La miscelánea: La muerte en la tradición rumana
En muchos países del mundo, estos días están llenos de flores, velas y recuerdos. El 2 de noviembre celebramos el Día de los Fieles Difuntos, un momento para mirar atrás con ternura y mantener viva la presencia de quienes ya no están. Es un tiempo en que la muerte deja de ser silencio y se convierte en memoria, en canto, en ofrenda.
Brigitta Pana, 03.11.2025, 14:00
En Rumanía, la muerte no es solo el fin de la vida física. Es un paso, un puente, una transformación. Y alrededor de ese momento se ha desarrollado una rica tradición de gestos, símbolos, canciones, imágenes y supersticiones que acompañan al alma en su viaje.
Rumanía es un país de montañas, llanuras, iglesias antiguas y aldeas donde las costumbres se han conservado casi intactas durante siglos. Y cada región tiene su propia forma de relacionarse con la muerte. En Maramureș, por ejemplo, las cruces de madera tallada no solo marcan el lugar de descanso. Son verdaderas obras de arte que reflejan la vida del difunto. Allí, el ritual fúnebre puede durar varios días, y se acompaña de cantos específicos, comidas tradicionales y velas encendidas en cada rincón. En Moldavia, las bocitoare —mujeres mayores especializadas en cantar el dolor— entonan lamentos que cuentan la historia del fallecido. Es una forma de transformar el sufrimiento en poesía oral. El duelo no es silencioso: es musical, narrado, compartido. En Oltenia y Muntenia, las conmemoraciones incluyen grandes mesas con alimentos que se reparten a los asistentes y, a veces, incluso a desconocidos. Se cree que ofrecer comida en nombre del difunto ayuda a su alma a encontrar la paz. Cada región tiene sus matices, pero todas coinciden en algo: la muerte es un acto colectivo, profundamente humano y espiritual.

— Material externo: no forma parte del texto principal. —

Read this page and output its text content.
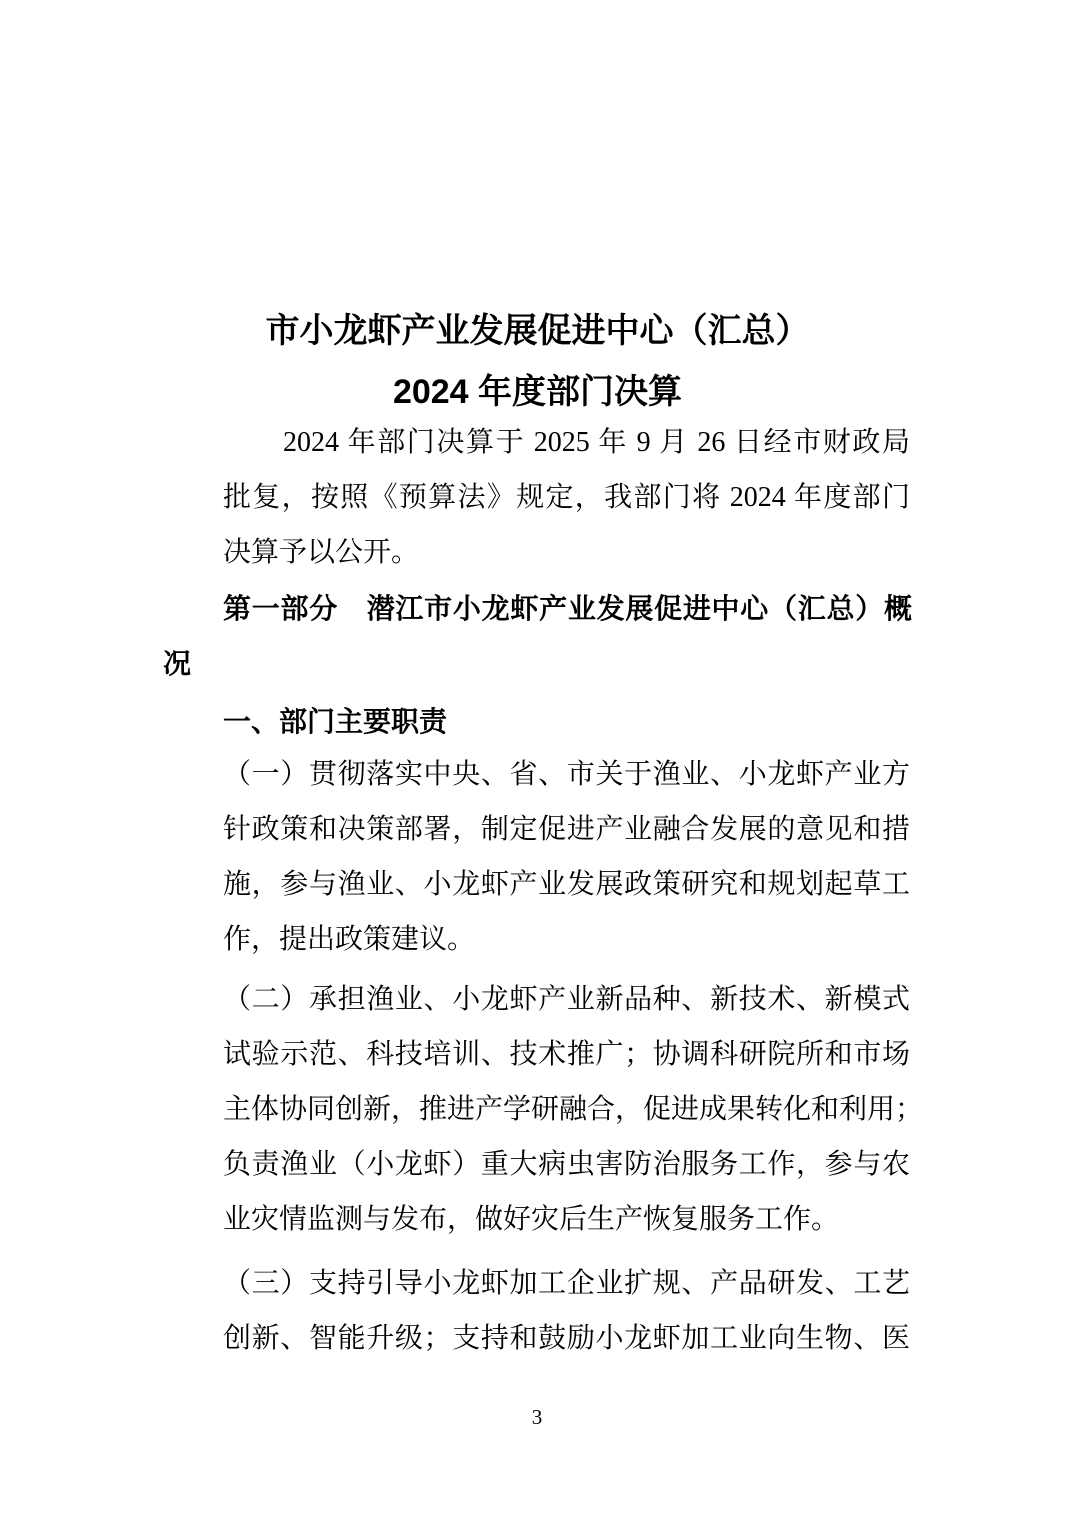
市小龙虾产业发展促进中心（汇总）
2024 年度部门决算
2024 年部门决算于 2025 年 9 月 26 日经市财政局
批复，按照《预算法》规定，我部门将 2024 年度部门
决算予以公开。
第一部分　潜江市小龙虾产业发展促进中心（汇总）概
况
一、部门主要职责
（一）贯彻落实中央、省、市关于渔业、小龙虾产业方
针政策和决策部署，制定促进产业融合发展的意见和措
施，参与渔业、小龙虾产业发展政策研究和规划起草工
作，提出政策建议。
（二）承担渔业、小龙虾产业新品种、新技术、新模式
试验示范、科技培训、技术推广；协调科研院所和市场
主体协同创新，推进产学研融合，促进成果转化和利用；
负责渔业（小龙虾）重大病虫害防治服务工作，参与农
业灾情监测与发布，做好灾后生产恢复服务工作。
（三）支持引导小龙虾加工企业扩规、产品研发、工艺
创新、智能升级；支持和鼓励小龙虾加工业向生物、医
3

En Rumanía, la muerte no solo se llora: se canta, se escribe, se pinta. El arte ha sido desde siempre un canal para expresar lo inexplicable. La poesía rumana está llena de imágenes de despedida y trascendencia. El gran poeta Mihai Eminescu, por ejemplo, en su poema «Mai am un singur dor» (“Solo tengo un deseo más”), pide ser enterrado en silencio, bajo la sombra de un tilo, escuchando el murmullo del bosque. También encontramos poemas religiosos, canciones populares y sobre todo doine —cantos melancólicos— que expresan la tristeza de la pérdida. Estos cantos no son solo para los vivos, sino también para que los muertos “escuchen” que no han sido olvidados. En las iglesias ortodoxas, las paredes están cubiertas de frescos que muestran el Juicio Final, una imagen que recuerda que la vida es breve, pero el alma eterna. Son verdaderas lecciones visuales de espiritualidad. Y no podemos olvidar el Cementerio Alegre de Săpânța, donde cada cruz pintada de azul cuenta la vida —y a veces las travesuras— del fallecido con versos humorísticos. Allí, la muerte no es el fin, sino el último capítulo de una historia que aún se puede contar… y sonreír.
En los funerales rumanos, cada objeto tiene un significado simbólico profundo. La coliva, elaborada con trigo hervido, azúcar y nueces, representa la muerte y el renacimiento; la cruz simboliza la fe y el alma del difunto, y suele prepararse incluso antes de la muerte como signo de espiritualidad. La vela encendida guía al alma hacia la otra vida y mantiene viva la conexión con los seres queridos. Junto al cuerpo se colocan también monedas, agua, toallas o un peine, para que el alma viaje limpia y dignamente.
La cultura rumana también conserva muchas supersticiones relacionadas con la muerte: se cubren los espejos, se abre una ventana para que el alma salga, y no se barre la casa durante el luto. En algunas aldeas se pone sal o una cruz en la ropa del difunto para protegerlo de los espíritus. El vínculo con los muertos continúa a través de los sueños, considerados mensajes o advertencias. Por eso, se encienden velas o se rezan oraciones por las “almas sin vela”, aquellas que ya nadie recuerda.
En Rumanía, la muerte no se percibe con miedo, sino como un acto de cuidado y acompañamiento espiritual. Aunque la mayoría son cristianos ortodoxos, las creencias religiosas se mezclan con tradiciones populares: se cree en el juicio del alma, pero también en que esta permanece cerca de los vivos, comunicándose mediante sueños, señales o apariciones.
Rumanía nos enseña que la muerte no debe vivirse con prisa, ni con frialdad. Que es un momento sagrado, que merece atención, respeto y, sobre todo, presencia. Que cuando alguien se va, no desaparece del todo. Que sigue estando en los objetos, en los gestos, en el aire que respiramos cuando decimos su nombre.